In 2009, when Ableton announced a partnership with legendary, if under-recognized software lab Cycling ’74, music tech nerds the world round (including, shamelessly, yours truly) rejoiced: here were two forward thinking and proven developers collaborating in what might just be the next great evolution of music software: user modifiable, native effects, instruments and custom toolkits. For producers and composers the possibilities for sound design were endless; for DJs it seemed a whole new world of performance tools, which would make Moldover’s Smart-Mixer look as sophisticated as the unfocussed finger painting of a retarded ape, was on the horizon.

It’s now been 18 months since the dream was realized but instead of soaking up the glorious new halcyon days of shared DIY resources by the mountainload, we find instead a real dearth of material. The biggest Max For Live community on the web, maxforlive.com, has at the time of writing fewer than 500 devices available – hardly setting the world on fire. MFL was well conceived and marketed; the pricing was reasonable and the implementation wickedly intelligent and beautifully designed. So what happened?

To answer that, we need to know a bit about how MFL works. It’s a proprietary version of Max/MSP, a modular programming environment that has the user connecting small, and ostensibly simple, objects together with virtual patch cords. Data flow through these cords and between objects that modify them in some way, before finally resulting in some kind of output, be it audio, MIDI or otherwise.

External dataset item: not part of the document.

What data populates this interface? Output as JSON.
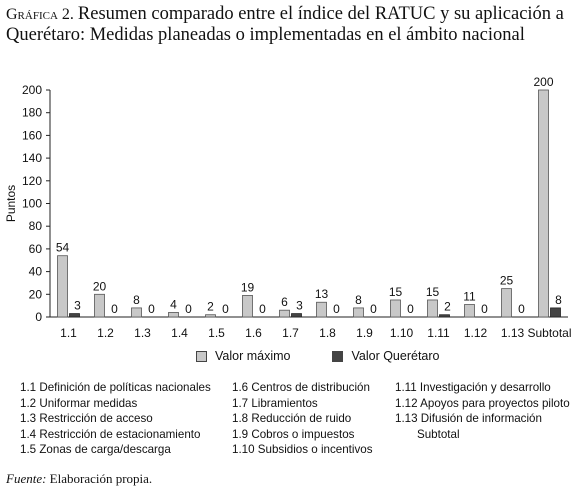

But for all the supposed simplicity of modular programming, Max requires the user to become familiar with peculiar functions and how they work. A lot of them. This is actually Max’s great strength: the tools you’re working with are elemental building blocks and so can be kneaded into just about anything you can imagine, and with MFL the objects include not only MIDI and audio tools but objects that provide access to Live’s own API, meaning that developers can – and do – create devices capable of integrating with the host in ways that no VST/AU/RTAS device could ever hope to achieve.

The downside to this versatility is the learning curve. Despite Ableton’s and Cycling’s consistently wonderful tutorials, there are no shortcuts here. You really need to go through the hard yards to learn to speak Max, before you can create anything of power and finesse. There’s no quick way to design, build and implement your device from the ground up – you’re using the basic, fundamental components, remember?

Compare this to Reaktor, a powerful toolkit in its own right and probably the nearest thing MFL has to a competitor. Compatible with any VST host – unlike MFL – Reaktor relies on simple graphical modules that most performers will already be familiar with: here’s an LFO, whole and complete, and ready to plug in. Here’s a sine wave generator. Here’s an audio input. Chain these things together to build away. Reaktor has only a fraction of the objects that Max has, and is not capable of anything like Max’s flexibility, but it is much easier to get your hands into and start getting interesting results. It might sound like a bit of blunt object next to Max, and it is, but then who wants to learn how to build an audio output before they can hear the synthesizer they’re working on?

Don’t write off Max For Live – I certainly haven’t; I still think it has the potential to usher in a new era for composers and performers alike, I just see now that it’s going to be a long, slow process that depends on the determination of the community to follow through and share amongst themselves. Which, as a card-carrying music/tech nerd myself, is fine by me.